Spectrum allocation is a complex issue that plays a vital role in internet access. With the recent eruption of low-Earth orbiting (LEO) satellite businesses, more players than ever are vying for a slice of the radio spectrum pie. But the bodies responsible for coordinating the use of these frequencies have many challenges ahead, including increased demand for an already over saturated good, coordination across multiple countries and regions, and testing the quality and capabilities of LEO satellites to transmit data. This blog will explore these challenges and opportunities of spectrum allocation for LEO satellites and how it shapes the future of broadband services.

LEO Overview

Orbiting between 160 to 2,000 kilometers, or nearly 100 to 1,200 miles above Earth’s surface, LEO satellites have many benefits over traditional geostationary (GEO) satellites that orbit at altitudes closer to 36,000 kilometers. Their proximity to Earth ensures minimal lag time or low latency for fast communication or data transfers. This closeness may help LEO satellites avoid certain disruptions, such as solar flares or other atmospheric events that could degrade signals and disrupt communication. LEO satellites move quickly around the planet, unlike GEO satellites which are stationary. Their orbits enable global coverage but also have further implications for international cooperation.

One of the main advantages of using LEO satellites for communications is that they provide broadband coverage to remote or hard-to-reach areas. Their global coverage makes them well-suited for providing rural areas, which often lack access to high-speed traditional broadband networks. LEO satellites can also supplement coverage if natural disasters or damages, such as earthquakes or storms, disrupt terrestrial infrastructure. While wildfires swept across the Upper Northwest United States, LEO satellites provided vital connectivity to first responders and residents in need.

Benefits and Challenges

The technology has overcome many obstacles to achieve reliable use and is continuing to improve on optimizing its capabilities. Data throughput, or capacity to transfer data, has significantly improved partly due to signals becoming more direct and powerful, as well as inter-satellite links (ISLs) that enhance the capacity of a satellite and its transmission rate. In addition, large constellations made up of thousands of small satellites will be able to deliver much faster speeds once fully deployed, up to 1 Gbps, helping to deliver more reliable internet for more users on the ground.

The use of LEO satellites for broadband communications also raises some challenges, particularly when it comes to spectrum allocation.
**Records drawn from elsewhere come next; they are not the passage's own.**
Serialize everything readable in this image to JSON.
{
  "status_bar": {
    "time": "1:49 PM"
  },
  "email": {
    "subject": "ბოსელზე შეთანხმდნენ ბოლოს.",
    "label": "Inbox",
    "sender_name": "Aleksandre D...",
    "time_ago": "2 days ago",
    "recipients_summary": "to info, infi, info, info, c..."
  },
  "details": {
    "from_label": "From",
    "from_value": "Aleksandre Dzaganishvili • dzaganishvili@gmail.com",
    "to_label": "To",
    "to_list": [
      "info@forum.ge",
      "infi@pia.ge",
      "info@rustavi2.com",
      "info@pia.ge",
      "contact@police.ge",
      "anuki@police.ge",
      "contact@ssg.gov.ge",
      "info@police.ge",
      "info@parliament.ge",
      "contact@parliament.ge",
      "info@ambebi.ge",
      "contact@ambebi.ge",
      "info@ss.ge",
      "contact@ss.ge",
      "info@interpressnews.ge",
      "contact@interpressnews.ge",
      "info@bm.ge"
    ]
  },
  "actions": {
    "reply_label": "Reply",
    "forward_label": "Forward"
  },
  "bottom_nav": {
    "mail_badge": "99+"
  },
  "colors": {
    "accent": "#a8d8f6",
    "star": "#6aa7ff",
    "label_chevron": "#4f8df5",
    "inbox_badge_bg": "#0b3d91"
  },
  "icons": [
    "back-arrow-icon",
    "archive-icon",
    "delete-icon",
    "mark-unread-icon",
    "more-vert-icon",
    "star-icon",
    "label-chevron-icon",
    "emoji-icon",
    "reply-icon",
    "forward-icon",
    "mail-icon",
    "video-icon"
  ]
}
Increasing demand for radio spectrum accompanies a rising number of wireless broadband and telecommunication technologies. The radio spectrum is the range of electromagnetic frequencies used for wireless communication and is a limited resource. As more satellites are launched into low Earth orbit, they are competing with not only other satellites but may also compete with fixed wireless services. The increasing demand for the remaining available spectrum can lead to interference and other problems. The FCC has proposed measures to ensure fair spectrum allocation, making Ku-, Ka-, and V-bands (frequencies ranges in the high- to mid-bands) available for sharing between terrestrial and satellite services, and consider rulemaking for other, more desirable frequencies. However, as more LEO satellite constellations launch over the next few years, over-congestion of the spectrum will become increasingly apparent as it could degrade the quality of services. Satellite companies have also argued for access to higher frequencies of spectrum, claiming the technology can produce greater bandwidth with more throughput at these higher bands. However, this may come with significant engineering issues and higher costs, concerns the FCC must consider when permitting access.

Policy Considerations

To address these issues, governments and regulatory bodies worldwide have been working to develop new strategies for spectrum allocation. This includes the development of new technologies and techniques for managing the use of spectrum, as well as allocating specific frequency bands. For instance, the National Telecommunication and Information Administration (NTIA) manages the spectrum allocation for federal agencies. It is responsible for assigning spectrum frequencies and IT systems for federal use but claims its process “relies on manual reviews of frequency requests and manual input of data” and that “automation could reduce errors and speed the process.” Modern tools could help enable sharing of a limited spectrum and improve efficiency. The same could be said for the non-federal management of this vital resource, which is conducted by the Federal Communications Commission (FCC). Earlier this year, the FCC and NTIA signed a Memorandum of Understanding to signal coordinated efforts to identify best practices and technologies to enhance spectrum use. Advancements in satellite design can also allow for more efficient use of the available spectrum. For example, new frequency reuse techniques can enable multiple satellites to use the same frequency band in different geographic locations or new modulation schemes that can transmit more data using the same or less spectrum.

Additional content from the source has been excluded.